Terlepas dari benar atau tidaknya Pak Tejo maju dalam pemilihan lurah, uang memiliki peran penting dalam dinamika politik lokal di sejumlah masyarakat. Upaya untuk memenangkan sebuah posisi di pemerintahan tidak cukup hanya bermodalkan semangat, retorika atau program kerja, namun juga uang untuk menggerakkan tim sukses.

4. Perhiasan Emas Sebagai Simbol

Dalam adegan seusai Bu Tejo menyerahkan uang kepada Gotrek, dia sempet menunjukkan tangan kanan dan kiri yang berisi gelang emas dan cincin emas kepada Gotrek dan Yu Ning.
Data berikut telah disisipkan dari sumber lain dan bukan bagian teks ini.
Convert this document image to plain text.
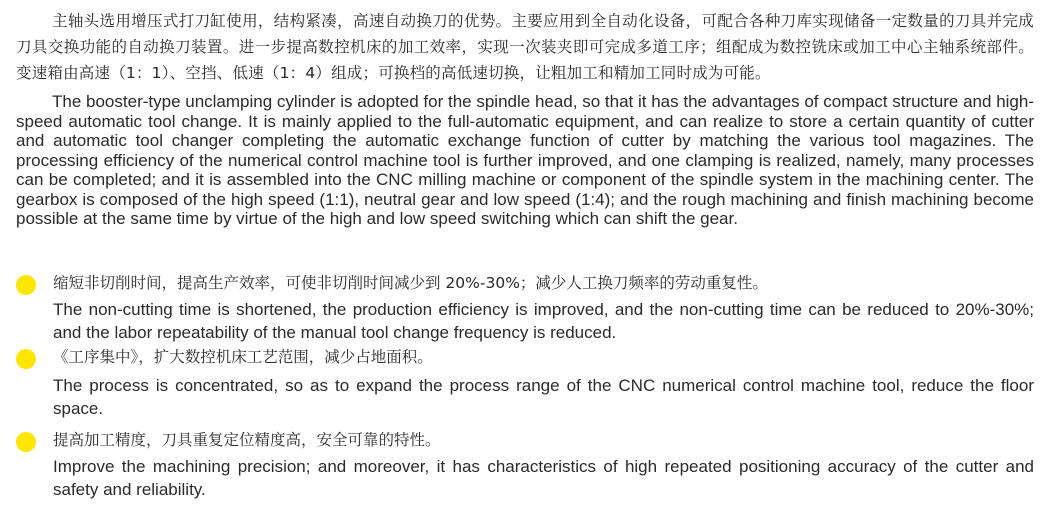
主轴头选用增压式打刀缸使用，结构紧凑，高速自动换刀的优势。主要应用到全自动化设备，可配合各种刀库实现储备一定数量的刀具并完成刀具交换功能的自动换刀装置。进一步提高数控机床的加工效率，实现一次装夹即可完成多道工序；组配成为数控铣床或加工中心主轴系统部件。变速箱由高速（1：1）、空挡、低速（1：4）组成；可换档的高低速切换，让粗加工和精加工同时成为可能。

The booster-type unclamping cylinder is adopted for the spindle head, so that it has the advantages of compact structure and high-speed automatic tool change. It is mainly applied to the full-automatic equipment, and can realize to store a certain quantity of cutter and automatic tool changer completing the automatic exchange function of cutter by matching the various tool magazines. The processing efficiency of the numerical control machine tool is further improved, and one clamping is realized, namely, many processes can be completed; and it is assembled into the CNC milling machine or component of the spindle system in the machining center. The gearbox is composed of the high speed (1:1), neutral gear and low speed (1:4); and the rough machining and finish machining become possible at the same time by virtue of the high and low speed switching which can shift the gear.

缩短非切削时间，提高生产效率，可使非切削时间减少到 20%-30%；减少人工换刀频率的劳动重复性。

The non-cutting time is shortened, the production efficiency is improved, and the non-cutting time can be reduced to 20%-30%; and the labor repeatability of the manual tool change frequency is reduced.

《工序集中》，扩大数控机床工艺范围，减少占地面积。

The process is concentrated, so as to expand the process range of the CNC numerical control machine tool, reduce the floor space.

提高加工精度，刀具重复定位精度高，安全可靠的特性。

Improve the machining precision; and moreover, it has characteristics of high repeated positioning accuracy of the cutter and safety and reliability.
Dengan gerak mengangkat kedua tangan, Bu Tejo seolah ingin menunjukkan perhiasan emas yang digunakannya.

Di sejumlah masyarakat, perhiasan emas adalah salah satu benda yang menunjukkan status sosial tertentu. Seseorang yang menggunakan banyak perhiasan emas bukan tidak mungkin memiliki motif ingin dianggap memiliki harta yang tidak sedikit atau menunjukkan simbol kekayaan.

Perhiasan emas sebagai status sosial memiliki sejarah yang panjang. Konon, bangsawan Jawa di masa lalu memiliki hobi mengumpulkan emas, baik dalam bentuk perhiasan hingga dalam bentuk peralatan makan, sebagai simbol kekuasaan.